Kyōka'nın ilk başarılı çalışması “Giketsu kyōketsu” (1894; “Soylu Kan, Kahraman Kan”) melodramatik ve akıl almaz, ancak karakterler o kadar canlıdır ki hikaye kolayca bir oyuna dönüşebilir. “Yakō junsa” (1895; “Gece Devriyesi”) ve “Gekashitsu” (1895; “Ameliyat Odası”), inançlarından çok etkilenen ve inanılmaz fedakarlıklarda bulunan kişileri anlatan kısa eserlerdir . Kōya hijiri (1900; “Kōya Dağı'nın Kutsal Adamı”) Kyōka'nın tuhaf ve gizemli olana olan hayranlığını tam anlamıyla ortaya koyuyor.
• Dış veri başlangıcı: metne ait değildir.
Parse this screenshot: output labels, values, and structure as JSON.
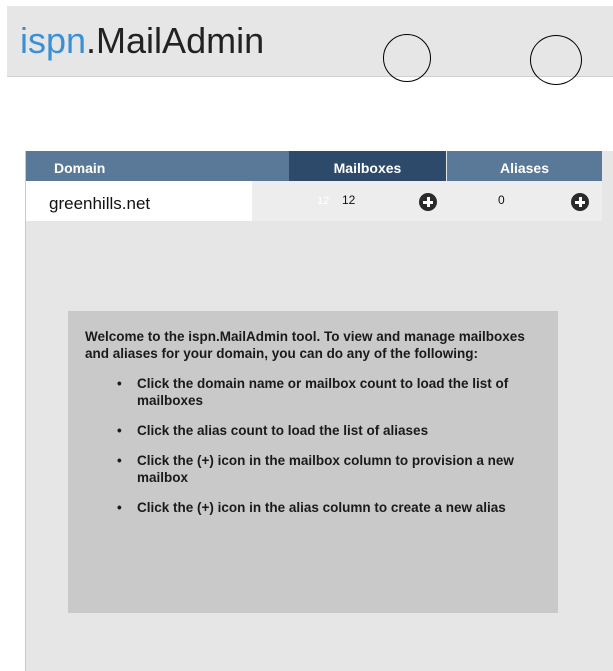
{
  "header": {
    "brand": "ispn",
    "app_name": ".MailAdmin"
  },
  "table": {
    "columns": [
      "Domain",
      "Mailboxes",
      "Aliases"
    ],
    "rows": [
      {
        "domain": "greenhills.net",
        "mailbox_ghost": "12",
        "mailboxes": "12",
        "aliases": "0"
      }
    ]
  },
  "info": {
    "intro": "Welcome to the ispn.MailAdmin tool. To view and manage mailboxes and aliases for your domain, you can do any of the following:",
    "items": [
      "Click the domain name or mailbox count to load the list of mailboxes",
      "Click the alias count to load the list of aliases",
      "Click the (+) icon in the mailbox column to provision a new mailbox",
      "Click the (+) icon in the alias column to create a new alias"
    ]
  },
  "colors": {
    "brand_blue": "#3b8fd6",
    "header_bg": "#e6e6e6",
    "col_header": "#5a7898",
    "col_header_active": "#2e4a6b",
    "info_bg": "#c9c9c9"
  },
  "icons": [
    "add-circle-icon"
  ]
}
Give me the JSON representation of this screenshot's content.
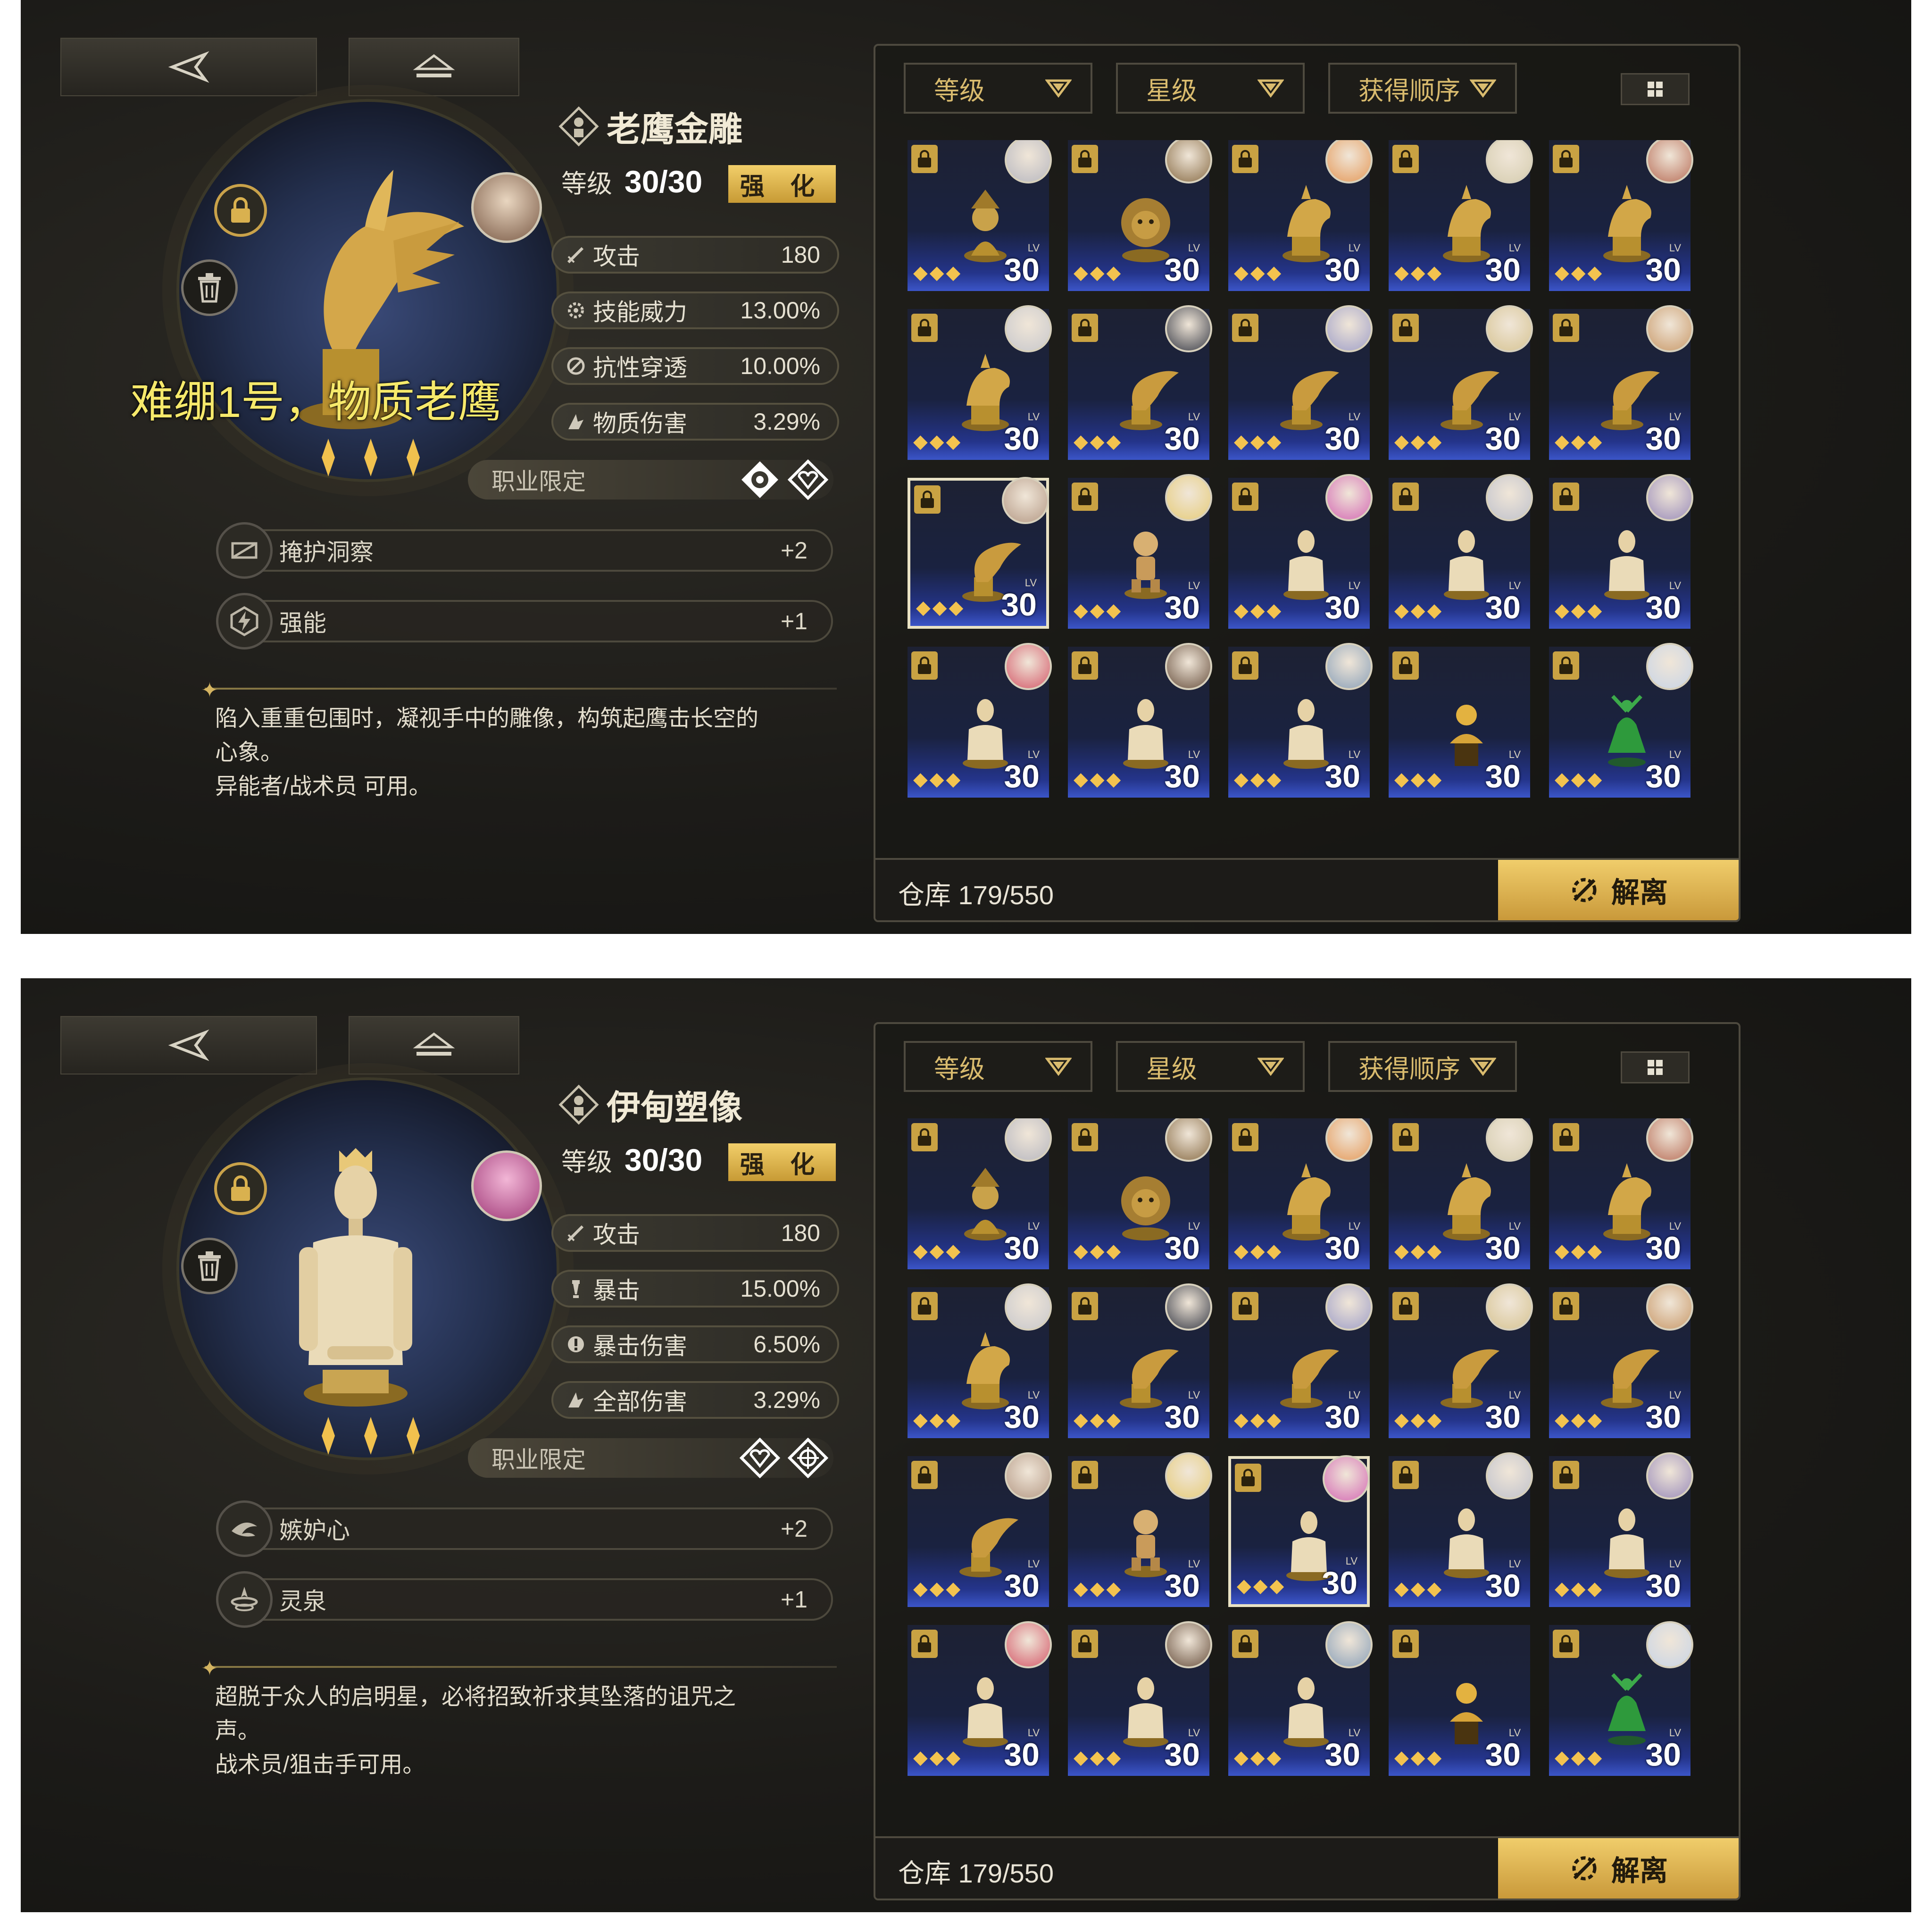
{
  "panels": [
    {
      "title": "老鹰金雕",
      "level_label": "等级",
      "level_value": "30/30",
      "enhance_label": "强 化",
      "overlay_note": "难绷1号，物质老鹰",
      "stats": [
        {
          "icon": "sword-icon",
          "label": "攻击",
          "value": "180"
        },
        {
          "icon": "gear-icon",
          "label": "技能威力",
          "value": "13.00%"
        },
        {
          "icon": "shield-pierce-icon",
          "label": "抗性穿透",
          "value": "10.00%"
        },
        {
          "icon": "matter-damage-icon",
          "label": "物质伤害",
          "value": "3.29%"
        }
      ],
      "job_limit_label": "职业限定",
      "job_icons": [
        "esper-class-icon",
        "tactician-class-icon"
      ],
      "skills": [
        {
          "icon": "cover-insight-icon",
          "label": "掩护洞察",
          "value": "+2"
        },
        {
          "icon": "empower-icon",
          "label": "强能",
          "value": "+1"
        }
      ],
      "description": "陷入重重包围时，凝视手中的雕像，构筑起鹰击长空的\n心象。\n异能者/战术员 可用。",
      "filters": {
        "f1": "等级",
        "f2": "星级",
        "f3": "获得顺序"
      },
      "storage": "仓库 179/550",
      "dissolve": "解离",
      "selected_index": 10
    },
    {
      "title": "伊甸塑像",
      "level_label": "等级",
      "level_value": "30/30",
      "enhance_label": "强 化",
      "overlay_note": "",
      "stats": [
        {
          "icon": "sword-icon",
          "label": "攻击",
          "value": "180"
        },
        {
          "icon": "crit-icon",
          "label": "暴击",
          "value": "15.00%"
        },
        {
          "icon": "crit-damage-icon",
          "label": "暴击伤害",
          "value": "6.50%"
        },
        {
          "icon": "all-damage-icon",
          "label": "全部伤害",
          "value": "3.29%"
        }
      ],
      "job_limit_label": "职业限定",
      "job_icons": [
        "tactician-class-icon",
        "sniper-class-icon"
      ],
      "skills": [
        {
          "icon": "jealousy-icon",
          "label": "嫉妒心",
          "value": "+2"
        },
        {
          "icon": "spirit-spring-icon",
          "label": "灵泉",
          "value": "+1"
        }
      ],
      "description": "超脱于众人的启明星，必将招致祈求其坠落的诅咒之\n声。\n战术员/狙击手可用。",
      "filters": {
        "f1": "等级",
        "f2": "星级",
        "f3": "获得顺序"
      },
      "storage": "仓库 179/550",
      "dissolve": "解离",
      "selected_index": 12
    }
  ],
  "item_level": "30",
  "item_lv_tag": "LV",
  "items": [
    {
      "kind": "bust",
      "avatar_color": "#b8b8c0"
    },
    {
      "kind": "lion",
      "avatar_color": "#8a6e48"
    },
    {
      "kind": "wolf",
      "avatar_color": "#e59a5a"
    },
    {
      "kind": "wolf",
      "avatar_color": "#d6cdb0"
    },
    {
      "kind": "wolf",
      "avatar_color": "#b9705a"
    },
    {
      "kind": "wolf",
      "avatar_color": "#c8c8cc"
    },
    {
      "kind": "eagle",
      "avatar_color": "#3a3d48"
    },
    {
      "kind": "eagle",
      "avatar_color": "#a0a0c8"
    },
    {
      "kind": "eagle",
      "avatar_color": "#d7c493"
    },
    {
      "kind": "eagle",
      "avatar_color": "#c99a6a"
    },
    {
      "kind": "eagle",
      "avatar_color": "#b59a86"
    },
    {
      "kind": "puppet",
      "avatar_color": "#e6cc7a"
    },
    {
      "kind": "mannequin",
      "avatar_color": "#d46ab4"
    },
    {
      "kind": "mannequin",
      "avatar_color": "#c0c2cc"
    },
    {
      "kind": "mannequin",
      "avatar_color": "#9a8cba"
    },
    {
      "kind": "mannequin",
      "avatar_color": "#d45a6a"
    },
    {
      "kind": "mannequin",
      "avatar_color": "#6a5240"
    },
    {
      "kind": "mannequin",
      "avatar_color": "#8aa0b8"
    },
    {
      "kind": "golden-bust",
      "avatar_color": ""
    },
    {
      "kind": "green-dancer",
      "avatar_color": "#c8d4e6"
    },
    {
      "kind": "partial",
      "avatar_color": ""
    },
    {
      "kind": "partial",
      "avatar_color": "#b8b4aa"
    },
    {
      "kind": "partial",
      "avatar_color": "#c2a888"
    },
    {
      "kind": "partial",
      "avatar_color": ""
    },
    {
      "kind": "partial",
      "avatar_color": ""
    }
  ],
  "colors": {
    "gold": "#d4b15c",
    "rarity_blue": "#3b55c8",
    "overlay_yellow": "#f6e96b"
  }
}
1899'da Kyōka, daha sonra evleneceği bir geyşayla tanıştı. En popüler eserlerinden biri olan Yushima mōde (1899; Yushima'da İbadet) adlı eserinde, Onna keizu (1907; Bir Kadının Soy ağacı) ve “Uta andon” gibi önemli eserlerde yeniden karşımıza çıkan geyşaların dünyasını anlatır. ” (1910; “Fenerler Altında Bir Şarkı”; Müh. çev. “Ozan'ın Şarkısı”). Kyōka, edebi zevkteki çağdaş değişikliklerden uzak durdu, sadık takipçiler için yazdı ve son derece bireysel sanatını terk etmeyi reddetti. Charles Shirō Inouye tarafından İngilizce'ye çevrilen Japon Gotik Masalları (1996), Kyōka'nın dört öyküsünü ve sanatının geniş bir tartışmasını içerir.